High-amylose rice improves indices of animal health in normal and diabetic rats

• Published in: Plant biotechnology journal Vol. 10; no. 3; pp. 353 - 362
• Main Authors: Zhu, Lijia, Gu, Minghong, Meng, Xianglun, Cheung, Stanley C.K., Yu, Hengxiu, Huang, Jian, Sun, Yun, Shi, Yongcheng, Liu, Qiaoquan
• Format: Journal Article
• Language: English
• Published: Oxford, UK Blackwell Publishing Ltd 01.04.2012; Blackwell
• Subjects: 1,4-alpha-Glucan Branching Enzyme - genetics; 1,4-alpha-Glucan Branching Enzyme - metabolism; Amylopectin - metabolism; Amylose - genetics; Amylose - metabolism; Animals; Biological and medical sciences; Biotechnology; Blood Glucose - metabolism; diabetes; Diabetes Mellitus - diet therapy; Diet; Dietary Carbohydrates - administration & dosage; Dietary Carbohydrates - therapeutic use; Dietary Fiber - metabolism; dietary fibre; Endosperm - genetics; Endosperm - metabolism; Enzyme Stability; Feces; Female; Food, Genetically Modified; Fundamental and applied biological sciences.

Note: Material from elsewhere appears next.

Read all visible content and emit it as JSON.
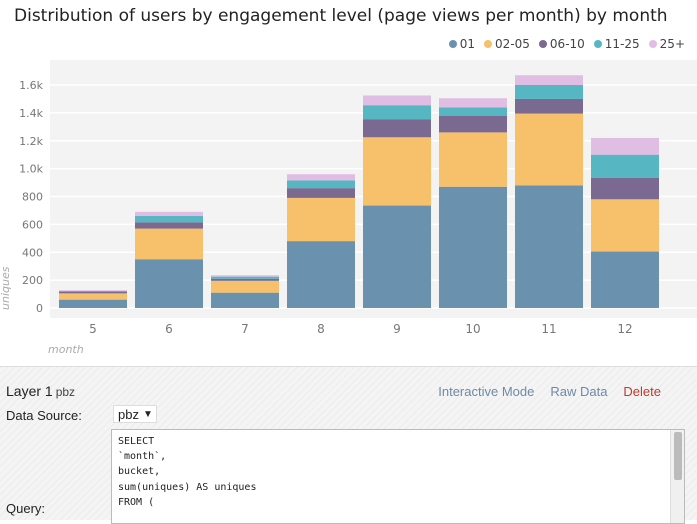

Psychology; Glucose Tolerance Test - methods; high-amylose rice; Hydrogen-Ion Concentration; Male; Oryza - genetics; Oryza - metabolism; Plant Proteins - genetics; Plant Proteins - metabolism; Plants, Genetically Modified - genetics; Plants, Genetically Modified - metabolism; Rats; Rats, Sprague-Dawley; Rats, Zucker; resistant starch; starch branching enzyme; Starch Synthase - genetics; Starch Synthase - metabolism; Weight Loss; Monocotyledones; Rat; Glycosyltransferases; high-amylose rice; Optimization; Oryza sativa; Amylose; Gramineae; resistant starch; Angiospermae; Rice; Enzyme; Starch; Transferases; Diabetes mellitus; Rodentia; 1,4-α-Glucan branching enzyme; Resistance; Vertebrata; Mammalia; Animal health; starch branching enzyme; Hexosyltransferases; Spermatophyta; dietary fibre; Dietary fiber; diabetes
• ISSN: 1467-7644; 1467-7652
• DOI: 10.1111/j.1467-7652.2011.00667.x

Summary A high‐amylose rice with 64.8% amylose content (AC) was developed by transgenic inhibition of two isoforms of starch branching enzyme (SBE), SBEI and SBEIIb, in an indica rice cultivar. The expression of SBEI and SBEIIb was completely inhibited in the transgenic line, whereas the expression of granule‐bound starch synthase was normal. Compared with wild‐type rice, drastic reductions in both SBEs in the transgenic rice increased apparent AC in flour from 27.2% to 64.8%, resistant starch (RS) content from 0% to 14.6% and total dietary fibre (TDF) from 6.8% to 15.2%. Elevated AC increased the proportion of long unit chains in amylopectin and increased onset gelatinization temperature and resistance to alkaline digestion; however, kernel weight was decreased. A rat feeding trial indicated that consumption of high‐amylose rice decreased body weight gain significantly (P < 0.01); increased faecal mass, faecal moisture and short‐chain fatty acids; and lowered the faecal pH. An acute oral rice tolerance test revealed that the high‐amylose rice had a positive effect on lowering the blood glucose response in diabetic Zucker fatty rats. This novel rice with its high AC, RS and TDF offers potential benefits for its use in foods and in industrial applications.